Hey guys, I am in the process of buying a new horse, we have both agreed on the price, and are just in the process of working out trailering details. When I talked to the owner, she had a bill of sale written up already, and I told her that I was underage (17) and didn't now if legally I could sign it or if I needed to get my parents to sign. 

My parents are not horse people, and they are quite busy so I'd be nearly impossible for them to find a time drive a few hours to this horse just to sign a piece of paper and go home, though I did say I would ask them if really needed. 

My question is, if both parties know that I am under 18, and have agreed that my signature is fine for the bill of sale, from a legal stand point, will the bill of sale be binding (is that the right word?) if something was to happen? 

Thanks


----------



## mls (Nov 28, 2006)

What is the law in your state for age of a binding contract?


----------



## Lonannuniel (Jun 13, 2008)

mls said:


> What is the law in your state for age of a binding contract?


I'm in Alberta, Canada

and I haven't looked that up! good idea! I was trying to find out livestock laws in Alberta as opposed to contract specific laws. Thanks!


----------



## Joe4d (Sep 1, 2011)

gonna depend on where you live. In Virginia you cant own anything until you are 18. So I would assume you cant sign a contract either. Of course possesion is 9/10ths of the law,,, if she has your money and you have the horse, not gonna make alot of difference if it is just a you take horse I keep money bill of sale. If their are conditions or trial periods or payment plans or something like that then it could get stciky. Really the only thing you need is HER legal signature as proof you didnt steal the horse.


----------



## Saskia (Aug 26, 2009)

Strictly speaking, legally it would be best if your parents sign it to. 
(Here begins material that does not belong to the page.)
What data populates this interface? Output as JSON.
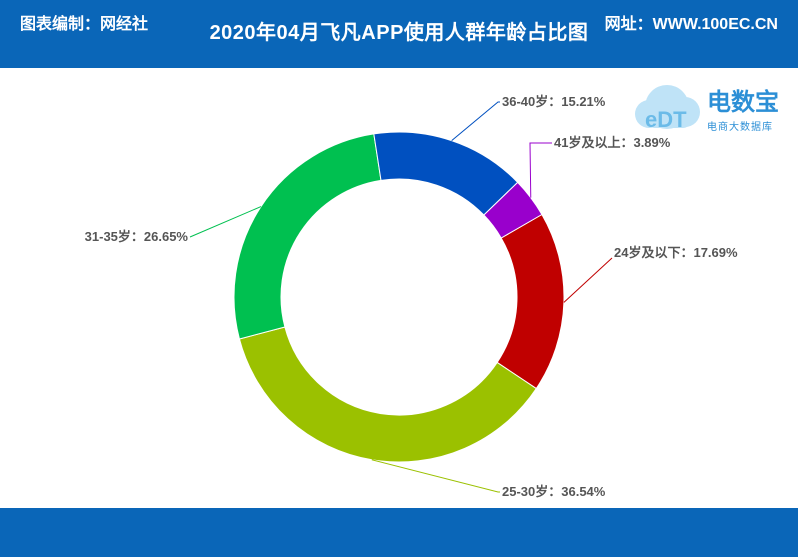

Although generally when I have bought a horse all I need really is their signature. I draw up a bill of sale and they sign it, I give them the money and take the bill and horse back with me, and I put my signature on there whenever I want. 

They don't really need proof they have sold it, you just need proof you own it. In these circumstances, you can just take it home and your parents can sign it there. If both parties want a contract or something, then you can always take both copies with you and post them back out.


----------